Editorial

Um bom conselho

Leon Rodrigues / secom Bikers tomam conta da Avenida Paulista: revolução contra a cultura insustentável do carro Durante o seminário Cidades Rebeldes, no mês passado, o geógrafo britânico David Harvey […]

Leon Rodrigues / secom

Bikers tomam conta da Avenida Paulista: revolução contra a cultura insustentável do carro

Durante o seminário Cidades Rebeldes, no mês passado, o geógrafo britânico David Harvey sugeriu ao prefeito de São Paulo, Fernando Haddad: “Abra o maior número possível de espaços onde movimentos revolucionários possam acontecer”. É uma forma de permitir que espaços públicos sejam desprivatizados e destinados ao exercício da cidadania. Ao enfrentar a ditadura do automóvel, a política de expansão dos corredores exclusivos a quem quer usar a bicicleta como meio de transporte pode não ser exatamente uma revolução.

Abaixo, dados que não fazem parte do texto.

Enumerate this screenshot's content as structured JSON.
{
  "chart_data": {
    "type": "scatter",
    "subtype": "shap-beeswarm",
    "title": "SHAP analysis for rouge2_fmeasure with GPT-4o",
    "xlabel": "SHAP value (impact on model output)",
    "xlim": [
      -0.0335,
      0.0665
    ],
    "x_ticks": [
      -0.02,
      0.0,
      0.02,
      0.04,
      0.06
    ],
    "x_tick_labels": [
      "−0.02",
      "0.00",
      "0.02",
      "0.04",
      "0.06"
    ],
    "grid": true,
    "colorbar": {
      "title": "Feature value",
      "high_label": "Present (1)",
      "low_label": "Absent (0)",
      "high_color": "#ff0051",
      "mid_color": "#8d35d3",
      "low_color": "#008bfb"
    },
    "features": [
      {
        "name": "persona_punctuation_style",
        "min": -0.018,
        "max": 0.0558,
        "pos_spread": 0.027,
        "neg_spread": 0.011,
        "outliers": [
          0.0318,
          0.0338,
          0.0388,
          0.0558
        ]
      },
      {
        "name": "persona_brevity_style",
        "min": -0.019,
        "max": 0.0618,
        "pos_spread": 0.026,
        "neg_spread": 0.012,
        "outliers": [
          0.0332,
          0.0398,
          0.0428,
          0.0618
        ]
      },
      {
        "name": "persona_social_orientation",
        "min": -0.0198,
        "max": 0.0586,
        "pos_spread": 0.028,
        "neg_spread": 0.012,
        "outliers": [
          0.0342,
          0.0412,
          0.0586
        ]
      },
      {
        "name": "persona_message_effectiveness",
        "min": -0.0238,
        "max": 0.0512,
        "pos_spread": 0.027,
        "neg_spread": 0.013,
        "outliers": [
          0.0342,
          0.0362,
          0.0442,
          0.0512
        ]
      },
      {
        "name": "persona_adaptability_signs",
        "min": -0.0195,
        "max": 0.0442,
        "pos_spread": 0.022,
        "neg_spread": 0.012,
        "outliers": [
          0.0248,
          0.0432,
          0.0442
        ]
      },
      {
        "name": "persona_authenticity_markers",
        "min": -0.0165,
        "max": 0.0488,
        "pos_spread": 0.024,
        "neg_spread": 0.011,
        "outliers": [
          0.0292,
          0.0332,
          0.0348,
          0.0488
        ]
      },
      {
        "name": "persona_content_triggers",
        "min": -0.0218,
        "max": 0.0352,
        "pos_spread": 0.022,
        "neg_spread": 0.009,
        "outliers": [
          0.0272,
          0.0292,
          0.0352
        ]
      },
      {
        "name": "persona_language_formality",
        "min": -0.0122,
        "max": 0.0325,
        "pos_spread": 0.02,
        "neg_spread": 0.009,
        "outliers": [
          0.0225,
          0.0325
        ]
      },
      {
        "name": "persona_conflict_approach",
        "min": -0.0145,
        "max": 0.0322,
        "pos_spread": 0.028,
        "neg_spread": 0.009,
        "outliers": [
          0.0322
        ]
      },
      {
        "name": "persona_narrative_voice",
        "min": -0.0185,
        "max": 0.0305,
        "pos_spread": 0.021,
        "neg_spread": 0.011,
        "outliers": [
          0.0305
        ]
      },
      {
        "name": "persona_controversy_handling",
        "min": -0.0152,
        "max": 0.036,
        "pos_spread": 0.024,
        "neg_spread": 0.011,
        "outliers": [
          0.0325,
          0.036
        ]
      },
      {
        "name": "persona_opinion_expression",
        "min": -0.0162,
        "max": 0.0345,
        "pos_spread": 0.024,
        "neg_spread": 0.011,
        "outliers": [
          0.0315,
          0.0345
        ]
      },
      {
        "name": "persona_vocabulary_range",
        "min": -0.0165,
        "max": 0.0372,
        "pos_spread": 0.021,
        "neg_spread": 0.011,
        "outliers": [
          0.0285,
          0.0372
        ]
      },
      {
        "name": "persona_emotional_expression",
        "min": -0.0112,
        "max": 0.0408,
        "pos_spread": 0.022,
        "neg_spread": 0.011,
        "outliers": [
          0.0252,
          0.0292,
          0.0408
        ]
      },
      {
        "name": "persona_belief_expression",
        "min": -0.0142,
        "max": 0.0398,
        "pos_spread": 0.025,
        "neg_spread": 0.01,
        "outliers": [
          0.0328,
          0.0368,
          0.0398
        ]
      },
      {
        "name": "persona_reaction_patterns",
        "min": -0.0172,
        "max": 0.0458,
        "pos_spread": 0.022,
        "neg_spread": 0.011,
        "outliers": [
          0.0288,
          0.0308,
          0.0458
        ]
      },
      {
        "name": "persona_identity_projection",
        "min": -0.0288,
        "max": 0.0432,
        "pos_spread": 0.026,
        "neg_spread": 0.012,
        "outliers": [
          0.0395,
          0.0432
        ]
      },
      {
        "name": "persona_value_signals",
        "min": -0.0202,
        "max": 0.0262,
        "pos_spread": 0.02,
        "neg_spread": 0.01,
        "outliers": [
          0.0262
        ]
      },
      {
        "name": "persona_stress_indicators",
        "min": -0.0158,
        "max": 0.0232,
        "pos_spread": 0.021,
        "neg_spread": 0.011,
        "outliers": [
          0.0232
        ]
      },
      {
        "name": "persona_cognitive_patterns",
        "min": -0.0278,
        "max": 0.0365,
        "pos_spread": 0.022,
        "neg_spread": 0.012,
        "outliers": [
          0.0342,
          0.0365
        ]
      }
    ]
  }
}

Mas vinda da administração de uma das maiores e mais congestionadas cidades do mundo, a opção não é pouca coisa e cria uma referência de grandes proporções para a democratização do espaço público.

Não se trata de inventar a roda, já que várias cidades mundo afora pensam em mobilidade. Mais que a cultura egoísta, violenta e insustentável do carro, o objetivo de chegar ao fim do ano com 400 quilômetros de ciclovias enfrenta o mau humor de uma parcela pequena da cidade. Setores acostumados a se opor a um projeto não pelo seu mérito, mas pela cor da bandeira de quem toca a ideia. Foi vergonhosa a cobertura de alguns jornais tentando encontrar pelos em ovos enquanto uma multidão celebrava uma conquista que vai além de qualquer coloração partidária.

Essa conduta da picuinha associada a interesses mesquinhos é exemplo de deseducação política. E dificulta ao cidadão comum entender, por exemplo, o que move o político que quer abrir a exploração do pré-sal às companhias estrangeiras num momento em que se decide que parte significativa dos recursos de controle nacional se destinarão à saúde e à educação. Ou o deputado que se diz preocupado com os trabalhadores ao votar mudanças na Previdência – só para derrotar o governo –, mesmo tendo votado a favor da terceirização que assombra o futuro dos empregos. Ou os que desprezam escolas públicas e seus professores num dia, e no outro querem condenar ao castigo de um adulto uma criança que não teve nem sequer oportunidade de sonhar.

São as contradições de um sistema caduco, em que parte dos políticos e dos “formadores de opinião” atua para que a sociedade se desencante, em vez de se interessar pela política. Caberia, então, aos governos progressistas subordinar-se menos as essas coalizões repletas de forças ocultas, e abrir-se mais ao conselho de David Harvey.